Letters From London
Humorous Views on London Culture, Royals, Gossip and Politics
I'm Your Man - 3 May 2008

It’s Boris, it’s Ken, it’s Boris, it’s Ken…Blimey! It’s bad-blonde-boisterous Boris …at long last.
After months of name-calling, father-naming, pejorative racists portrayals and endless
speculation regarding the Boris ‘n Ken Show, Red Ken has been thrown out with yesterday’s
whiskey bottles. No more millions missing, alcopops for breakfast, back-room deals, cronyism,
lies… maybe.

This has been one of the closest fought elections. Boris was ahead, Ken was ahead, Boris was
ahead; it could have given you a headache. Everyone had an opinion and/or a pole. It was love
or loathe.

Ken is power-mad, Boris is taking the mick. Ken is a deluded dictator enamoured of all things
(and countries) Marxist…Boris is puerile and clownish. Ken is corrupt…Boris is bereft of ideas.
Ken is anti-semitic…Boris is racist. Ken’s immediate staff spent our money on holidays…Boris
called in equally vacuous David-chameleon-Cameron to give him gravitas. Ken allowed £3 million
of London Development Agency money to go missing via his race advisor…platinum blonde Boris
claimed universal genealogy: Catholic, Muslim, Eastern European, Western European…Turkish.
Ken is an elitist ‘man of the people’…Boris is a pompous posh snob. Ken is scary…Boris is a
buffoon.

I wouldn’t trust either one of them with my cat; Boris would swing it around the room and Ken
would sell it to a Chinese fur company.

Broken promises: fares, congestion charges, not to stand for a third term, and the worst – only a
“ghastly dehumanised moron” would scrap the (beloved) Routemaster bus. And Ken did. We’ll
never forgive him.

According to the papers, Ken has invested our £12m in a European satellite launch. If it isn’t a
joke, Ken should be the first on board an orbiting satellite.

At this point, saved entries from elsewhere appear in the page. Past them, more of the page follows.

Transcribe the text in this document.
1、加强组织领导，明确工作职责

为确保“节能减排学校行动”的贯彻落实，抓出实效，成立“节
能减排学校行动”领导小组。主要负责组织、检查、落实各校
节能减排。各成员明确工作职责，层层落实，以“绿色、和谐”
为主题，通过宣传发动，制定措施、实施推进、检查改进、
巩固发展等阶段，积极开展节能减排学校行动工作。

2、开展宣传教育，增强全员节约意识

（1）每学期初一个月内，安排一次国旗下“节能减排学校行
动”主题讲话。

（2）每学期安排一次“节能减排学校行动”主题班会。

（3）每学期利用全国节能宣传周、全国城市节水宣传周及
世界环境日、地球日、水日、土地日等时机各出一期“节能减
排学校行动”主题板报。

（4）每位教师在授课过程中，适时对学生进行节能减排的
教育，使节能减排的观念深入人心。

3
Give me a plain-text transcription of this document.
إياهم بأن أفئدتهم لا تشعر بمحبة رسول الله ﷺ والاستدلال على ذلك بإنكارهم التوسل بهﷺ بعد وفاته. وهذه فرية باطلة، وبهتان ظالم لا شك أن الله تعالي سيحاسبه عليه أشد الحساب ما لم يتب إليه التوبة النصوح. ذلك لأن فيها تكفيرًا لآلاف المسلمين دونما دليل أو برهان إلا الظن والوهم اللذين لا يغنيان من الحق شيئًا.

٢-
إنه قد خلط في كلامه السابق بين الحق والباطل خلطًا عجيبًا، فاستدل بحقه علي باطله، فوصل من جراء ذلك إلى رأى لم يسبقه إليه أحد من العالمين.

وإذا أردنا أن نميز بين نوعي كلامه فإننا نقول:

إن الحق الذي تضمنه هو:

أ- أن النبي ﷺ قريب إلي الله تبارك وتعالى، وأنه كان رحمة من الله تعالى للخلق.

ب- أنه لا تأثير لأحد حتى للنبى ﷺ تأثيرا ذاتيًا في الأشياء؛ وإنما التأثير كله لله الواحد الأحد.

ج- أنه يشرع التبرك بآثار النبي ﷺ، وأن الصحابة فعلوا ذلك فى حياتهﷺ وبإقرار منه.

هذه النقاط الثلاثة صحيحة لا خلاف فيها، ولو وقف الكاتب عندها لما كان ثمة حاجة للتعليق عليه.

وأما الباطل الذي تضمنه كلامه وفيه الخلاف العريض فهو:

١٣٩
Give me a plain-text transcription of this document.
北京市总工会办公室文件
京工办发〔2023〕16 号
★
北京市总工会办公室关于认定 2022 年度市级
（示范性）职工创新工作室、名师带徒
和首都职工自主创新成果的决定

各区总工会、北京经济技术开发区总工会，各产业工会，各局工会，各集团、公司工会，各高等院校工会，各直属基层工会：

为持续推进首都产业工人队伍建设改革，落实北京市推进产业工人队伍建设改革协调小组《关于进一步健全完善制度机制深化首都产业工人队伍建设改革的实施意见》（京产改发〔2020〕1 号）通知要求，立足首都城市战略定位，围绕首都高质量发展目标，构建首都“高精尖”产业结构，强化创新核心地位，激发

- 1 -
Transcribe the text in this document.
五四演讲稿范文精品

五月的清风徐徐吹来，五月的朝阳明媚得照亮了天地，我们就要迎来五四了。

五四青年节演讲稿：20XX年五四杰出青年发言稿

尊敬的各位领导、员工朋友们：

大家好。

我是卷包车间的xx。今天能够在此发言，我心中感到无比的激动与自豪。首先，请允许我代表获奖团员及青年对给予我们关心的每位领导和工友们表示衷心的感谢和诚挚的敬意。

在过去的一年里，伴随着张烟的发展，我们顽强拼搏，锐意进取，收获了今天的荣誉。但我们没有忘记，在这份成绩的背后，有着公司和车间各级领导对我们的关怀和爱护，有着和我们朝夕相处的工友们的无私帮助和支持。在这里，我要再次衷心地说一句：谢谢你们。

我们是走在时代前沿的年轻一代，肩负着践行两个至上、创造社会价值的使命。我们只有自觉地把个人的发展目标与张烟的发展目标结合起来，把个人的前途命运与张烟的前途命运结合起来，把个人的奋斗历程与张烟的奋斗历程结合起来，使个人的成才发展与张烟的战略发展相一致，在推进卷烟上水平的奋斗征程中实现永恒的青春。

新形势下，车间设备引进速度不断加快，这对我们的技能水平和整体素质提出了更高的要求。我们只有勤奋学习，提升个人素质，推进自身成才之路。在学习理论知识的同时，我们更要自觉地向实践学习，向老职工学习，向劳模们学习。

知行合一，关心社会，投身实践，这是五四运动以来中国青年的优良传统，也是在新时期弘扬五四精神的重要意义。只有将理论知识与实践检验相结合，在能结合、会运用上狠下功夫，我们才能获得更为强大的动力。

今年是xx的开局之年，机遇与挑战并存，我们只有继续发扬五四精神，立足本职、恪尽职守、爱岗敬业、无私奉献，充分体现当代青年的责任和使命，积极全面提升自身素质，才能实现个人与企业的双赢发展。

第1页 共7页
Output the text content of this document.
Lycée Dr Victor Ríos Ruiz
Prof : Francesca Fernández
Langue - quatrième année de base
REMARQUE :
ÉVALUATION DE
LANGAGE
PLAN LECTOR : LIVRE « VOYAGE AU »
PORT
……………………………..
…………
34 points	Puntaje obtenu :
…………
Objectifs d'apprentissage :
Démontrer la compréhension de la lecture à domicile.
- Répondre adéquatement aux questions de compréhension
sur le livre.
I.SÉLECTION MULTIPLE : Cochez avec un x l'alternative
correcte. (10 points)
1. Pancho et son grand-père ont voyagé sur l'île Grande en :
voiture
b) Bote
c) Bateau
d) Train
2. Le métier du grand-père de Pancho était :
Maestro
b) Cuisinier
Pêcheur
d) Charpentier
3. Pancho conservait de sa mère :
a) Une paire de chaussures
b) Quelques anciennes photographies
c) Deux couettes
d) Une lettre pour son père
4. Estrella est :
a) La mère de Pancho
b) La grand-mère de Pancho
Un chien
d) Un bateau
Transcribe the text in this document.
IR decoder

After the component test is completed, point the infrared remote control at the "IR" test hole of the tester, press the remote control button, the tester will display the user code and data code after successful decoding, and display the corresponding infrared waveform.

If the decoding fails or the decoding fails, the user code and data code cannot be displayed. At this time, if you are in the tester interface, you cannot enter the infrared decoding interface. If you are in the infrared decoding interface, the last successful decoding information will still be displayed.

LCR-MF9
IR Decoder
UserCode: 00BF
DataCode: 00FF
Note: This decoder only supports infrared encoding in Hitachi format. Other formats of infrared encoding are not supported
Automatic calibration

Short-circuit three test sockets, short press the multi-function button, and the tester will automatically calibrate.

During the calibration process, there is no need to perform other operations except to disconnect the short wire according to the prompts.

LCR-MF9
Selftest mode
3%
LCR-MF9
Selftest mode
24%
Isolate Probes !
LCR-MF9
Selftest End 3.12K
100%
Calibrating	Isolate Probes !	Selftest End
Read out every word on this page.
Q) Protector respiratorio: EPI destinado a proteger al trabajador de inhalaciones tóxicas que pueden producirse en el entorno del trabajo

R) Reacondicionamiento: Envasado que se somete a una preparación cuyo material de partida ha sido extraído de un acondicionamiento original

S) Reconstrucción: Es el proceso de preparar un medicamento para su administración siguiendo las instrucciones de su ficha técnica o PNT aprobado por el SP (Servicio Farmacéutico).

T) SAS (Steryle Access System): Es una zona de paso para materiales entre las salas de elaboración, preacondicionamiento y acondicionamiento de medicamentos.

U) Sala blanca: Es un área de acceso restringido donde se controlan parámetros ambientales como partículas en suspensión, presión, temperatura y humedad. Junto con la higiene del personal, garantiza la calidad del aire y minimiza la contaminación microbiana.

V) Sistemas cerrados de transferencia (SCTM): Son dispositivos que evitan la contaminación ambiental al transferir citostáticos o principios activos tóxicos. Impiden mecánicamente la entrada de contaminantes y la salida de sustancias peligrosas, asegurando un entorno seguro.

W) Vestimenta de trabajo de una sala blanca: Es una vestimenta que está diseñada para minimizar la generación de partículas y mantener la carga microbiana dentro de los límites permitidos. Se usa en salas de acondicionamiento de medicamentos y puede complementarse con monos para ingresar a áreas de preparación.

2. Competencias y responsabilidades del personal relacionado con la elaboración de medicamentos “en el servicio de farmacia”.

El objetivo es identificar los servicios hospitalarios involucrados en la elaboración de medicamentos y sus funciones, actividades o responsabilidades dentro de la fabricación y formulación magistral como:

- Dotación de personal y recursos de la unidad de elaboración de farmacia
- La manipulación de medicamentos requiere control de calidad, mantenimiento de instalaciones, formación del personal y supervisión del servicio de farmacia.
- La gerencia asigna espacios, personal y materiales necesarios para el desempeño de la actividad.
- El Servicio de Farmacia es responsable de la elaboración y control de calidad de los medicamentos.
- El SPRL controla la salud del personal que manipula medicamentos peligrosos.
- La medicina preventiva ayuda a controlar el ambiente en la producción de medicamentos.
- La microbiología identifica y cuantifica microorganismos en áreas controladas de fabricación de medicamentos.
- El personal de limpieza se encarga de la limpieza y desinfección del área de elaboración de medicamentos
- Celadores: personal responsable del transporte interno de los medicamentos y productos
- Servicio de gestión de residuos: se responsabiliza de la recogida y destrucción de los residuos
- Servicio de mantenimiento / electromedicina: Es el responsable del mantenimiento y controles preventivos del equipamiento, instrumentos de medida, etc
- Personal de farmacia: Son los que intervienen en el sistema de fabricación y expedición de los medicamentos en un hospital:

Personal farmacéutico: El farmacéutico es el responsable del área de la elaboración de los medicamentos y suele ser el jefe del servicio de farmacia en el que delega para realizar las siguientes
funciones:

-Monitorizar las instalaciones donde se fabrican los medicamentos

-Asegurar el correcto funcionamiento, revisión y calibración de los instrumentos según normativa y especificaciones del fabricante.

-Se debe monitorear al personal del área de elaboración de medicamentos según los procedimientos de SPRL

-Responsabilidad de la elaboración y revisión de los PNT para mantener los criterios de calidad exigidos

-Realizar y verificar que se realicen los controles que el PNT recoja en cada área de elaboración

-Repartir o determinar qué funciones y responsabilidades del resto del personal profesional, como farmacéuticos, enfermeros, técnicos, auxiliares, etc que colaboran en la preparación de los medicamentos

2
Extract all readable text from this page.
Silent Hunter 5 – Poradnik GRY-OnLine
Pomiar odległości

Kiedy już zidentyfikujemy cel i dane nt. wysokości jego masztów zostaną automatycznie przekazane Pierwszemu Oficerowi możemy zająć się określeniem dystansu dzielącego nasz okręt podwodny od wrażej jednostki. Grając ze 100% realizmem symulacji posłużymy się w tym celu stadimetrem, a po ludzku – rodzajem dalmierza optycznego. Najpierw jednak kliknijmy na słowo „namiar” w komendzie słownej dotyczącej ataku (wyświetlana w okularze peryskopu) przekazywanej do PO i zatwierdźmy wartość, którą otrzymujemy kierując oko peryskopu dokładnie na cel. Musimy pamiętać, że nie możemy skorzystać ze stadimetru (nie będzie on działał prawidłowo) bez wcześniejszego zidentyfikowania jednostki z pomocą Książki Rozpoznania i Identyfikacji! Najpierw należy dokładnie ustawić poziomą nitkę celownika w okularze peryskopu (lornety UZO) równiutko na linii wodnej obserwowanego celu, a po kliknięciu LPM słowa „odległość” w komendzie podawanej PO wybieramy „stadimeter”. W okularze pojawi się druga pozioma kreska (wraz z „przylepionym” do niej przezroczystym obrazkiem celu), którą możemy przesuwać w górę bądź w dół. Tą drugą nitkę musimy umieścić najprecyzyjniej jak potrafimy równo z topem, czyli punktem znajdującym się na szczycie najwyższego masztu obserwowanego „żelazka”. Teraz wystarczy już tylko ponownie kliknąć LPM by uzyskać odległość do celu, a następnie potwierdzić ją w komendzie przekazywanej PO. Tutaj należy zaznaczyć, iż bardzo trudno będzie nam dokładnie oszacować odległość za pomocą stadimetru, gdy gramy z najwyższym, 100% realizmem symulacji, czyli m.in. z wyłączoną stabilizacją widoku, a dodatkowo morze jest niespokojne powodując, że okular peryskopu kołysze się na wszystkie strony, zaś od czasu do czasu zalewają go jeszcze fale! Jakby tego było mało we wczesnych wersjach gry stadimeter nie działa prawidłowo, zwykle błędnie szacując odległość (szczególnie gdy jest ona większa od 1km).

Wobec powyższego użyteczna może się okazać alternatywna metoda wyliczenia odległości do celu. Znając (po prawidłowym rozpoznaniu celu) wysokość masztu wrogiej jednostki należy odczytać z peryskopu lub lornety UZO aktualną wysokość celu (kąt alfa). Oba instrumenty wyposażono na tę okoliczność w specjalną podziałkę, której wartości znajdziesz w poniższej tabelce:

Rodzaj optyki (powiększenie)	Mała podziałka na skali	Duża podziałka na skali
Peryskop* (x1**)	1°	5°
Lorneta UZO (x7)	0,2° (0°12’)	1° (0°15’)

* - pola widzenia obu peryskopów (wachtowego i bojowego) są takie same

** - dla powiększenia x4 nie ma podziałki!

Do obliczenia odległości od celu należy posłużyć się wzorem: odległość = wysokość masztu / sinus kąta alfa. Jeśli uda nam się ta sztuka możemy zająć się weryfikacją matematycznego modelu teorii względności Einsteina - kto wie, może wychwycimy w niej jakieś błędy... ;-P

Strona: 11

Lest we forget the 2012 Olympic farce - when we’ll have to sell one of our kidneys to pay for a
loaf of bread considering spiralling costs and major mismanagement. Thanks, Ken.

Boris ‘doesn’t do details’ and is an unseasoned politician and will have to delegate everything
from who orders the loo paper for City Hall to returning the bendy buses to Germany. It should
be fun to watch if the ‘nasty party’ can make further gains. So far, they have stuffed a sock in
Boris’ mouth: no speaking, no drinking for the last few months. Oh those PR guys…Australian
Lynton Crosby to be specific.

Now that the Boris ‘n Ken Show is over we move into a more subtle area: the Tory control of the
mischievous, uncontrollable, gaff-prone Boris. To keep him reigned in, possibly Chameleon Dave
will take to sleeping on Boris’ sofa. “ Boris! Did I just hear ice cubes! Put that glass down! I can’t
be your carer day and night. I have work to do, you mop-headed muppet.”

With the overall elections being the worst for Labour in 40 years, the irony is that the Labour
party has taken all the self-serving policies of the Conservatives to its un-pumping heart and they
have been knocked flat in the ring; people voted for Conservative ‘values’ by voting for the
original source rather than Labour… perhaps it’s simple: we all hate Gordon. At least we’ll be
entertained by the affable Boris, even if he isn’t quite sure where London is.